Le récent « super week-end » horloger genevois, ponctué des ventes aux enchères d’automne, d’Only Watch et du Grand Prix d’Horlogerie de Genève, marque l’inexorable ascension des horlogers indépendants dans le panthéon de la profession.

Chez Grönefeld, Maison hollandaise fondée en 2008 par Bart et Tim Grönefeld, rien ne va plus. Ou plutôt tout va tellement bien que les deux frères horlogers, contraints et forcés, ont dû annoncer publiquement qu’ils ne prenaient plus aucune nouvelle commande jusqu’à nouvel avis. Victime de son succès, Grönefeld n’arrive tout simplement plus à suivre le rythme. Et comme il n’est pas question de céder à la facilité et qu’aucune concession ne sera faite quant à la qualité des quelque 70 garde-temps qui sortent annuellement de ses ateliers, pour les aficionados, il n’y a d’autre choix que d’attendre. En sachant que les seules commandes dernièrement acceptées sont celles portant sur le modèle 1941 Principia, avec un délai de livraison de plus de… trois ans.

Grönefeld 1941 Principia

« La confiance manifestée par nos clients et nos détaillants a été merveilleuse, bien qu’un peu écrasante, expliquent Bart et Tim Grönefeld. Conscients de la demande croissante pour nos produits, nous avons récemment déménagé dans de nouveaux locaux plus spacieux et recruté cinq nouveaux horlogers. » De toute évidence, cela n’a pas suffi. Résultat : les deux frères conseillent aux impatients d’aller faire un tour chez les autres horlogers indépendants et de « découvrir un monde où créativité et artisanat souvent coexistent ».

Grönefeld 1941 Remontoire

Bel exemple de solidarité qui, par les temps qui courent, n’est toutefois plus véritablement nécessaire. Le récent super week-end horloger genevois en a fait suffisamment la preuve. Durant ces quelques jours de folie horlogère, les « indépendants » ont en effet tenu la dragée haute aux Maisons établies. Quelques résultats pour s’en convaincre ? Lors des enchères Phillips, les quatre montres signées Philippe Dufour ont ainsi totalisé CHF 11,5 millions, tandis que les cinq montres à souscription F.P.Journe frôlaient la barre des CHF 10 millions lors de la même vente.
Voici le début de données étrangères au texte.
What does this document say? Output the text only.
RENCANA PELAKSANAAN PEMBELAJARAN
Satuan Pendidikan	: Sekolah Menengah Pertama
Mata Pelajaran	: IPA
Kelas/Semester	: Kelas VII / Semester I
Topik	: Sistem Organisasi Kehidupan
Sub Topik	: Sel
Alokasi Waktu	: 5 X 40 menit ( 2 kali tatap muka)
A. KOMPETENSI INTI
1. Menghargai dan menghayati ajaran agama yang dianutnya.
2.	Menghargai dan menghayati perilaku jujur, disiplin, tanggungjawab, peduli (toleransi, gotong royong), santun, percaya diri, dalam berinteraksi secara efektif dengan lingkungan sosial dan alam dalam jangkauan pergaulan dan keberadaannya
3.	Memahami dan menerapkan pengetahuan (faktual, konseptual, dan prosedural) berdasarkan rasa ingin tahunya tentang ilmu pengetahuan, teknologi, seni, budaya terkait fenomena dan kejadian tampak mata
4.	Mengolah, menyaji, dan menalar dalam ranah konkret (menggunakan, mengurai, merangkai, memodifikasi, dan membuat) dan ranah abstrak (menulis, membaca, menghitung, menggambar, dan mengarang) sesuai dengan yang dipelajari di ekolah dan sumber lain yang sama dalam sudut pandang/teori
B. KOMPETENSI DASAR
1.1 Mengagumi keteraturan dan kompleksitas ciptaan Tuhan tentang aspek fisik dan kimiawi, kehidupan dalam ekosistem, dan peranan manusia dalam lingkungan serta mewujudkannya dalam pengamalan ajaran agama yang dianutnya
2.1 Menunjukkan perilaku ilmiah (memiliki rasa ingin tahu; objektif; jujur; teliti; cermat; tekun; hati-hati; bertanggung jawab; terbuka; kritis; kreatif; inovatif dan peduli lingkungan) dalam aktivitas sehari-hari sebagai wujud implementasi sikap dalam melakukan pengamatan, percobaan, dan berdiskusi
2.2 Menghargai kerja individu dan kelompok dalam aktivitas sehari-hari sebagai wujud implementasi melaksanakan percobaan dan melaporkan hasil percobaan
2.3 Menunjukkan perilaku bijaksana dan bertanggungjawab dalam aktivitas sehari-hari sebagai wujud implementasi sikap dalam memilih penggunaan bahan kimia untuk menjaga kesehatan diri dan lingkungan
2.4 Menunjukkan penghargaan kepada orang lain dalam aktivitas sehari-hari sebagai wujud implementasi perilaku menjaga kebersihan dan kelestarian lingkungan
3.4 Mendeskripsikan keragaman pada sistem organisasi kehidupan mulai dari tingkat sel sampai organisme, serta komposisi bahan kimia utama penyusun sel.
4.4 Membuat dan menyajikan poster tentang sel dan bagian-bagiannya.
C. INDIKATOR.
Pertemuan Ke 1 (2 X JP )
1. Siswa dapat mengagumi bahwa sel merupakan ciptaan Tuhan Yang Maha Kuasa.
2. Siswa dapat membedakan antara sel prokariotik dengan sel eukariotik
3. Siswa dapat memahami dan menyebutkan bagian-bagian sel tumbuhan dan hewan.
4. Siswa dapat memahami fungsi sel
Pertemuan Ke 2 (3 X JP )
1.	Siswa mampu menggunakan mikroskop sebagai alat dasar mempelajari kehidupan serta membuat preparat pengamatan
F.P.Journe FFC Blue vendue pour CHF 4,5 millions à Only Watch 2021

On retrouve d’ailleurs F.P.Journe parmi les vedettes de la vente aux enchères Only Watch avec sa FFC Blue, montre automate imaginée par le cinéaste Francis Ford Coppola et réalisée par le maître horloger selon le principe de la main artificielle créée par le père de la chirurgie moderne Ambroise Paré (1509-1590). Cette montre, qui indique les heures avec les doigts mobiles d’une main fixe gantée, avec disque rotatif des minutes, est partie pour CHF 4,5 millions, précédée par la pendule de table Patek Philippe (CHF 9,5 mios) et suivie par les modèles d’Audemars Piguet (CHF 3,1 mios), Richard Mille (CHF 2,1 mios) et De Bethune (CHF 1,3 mios) pour rester dans le club des millionnaires.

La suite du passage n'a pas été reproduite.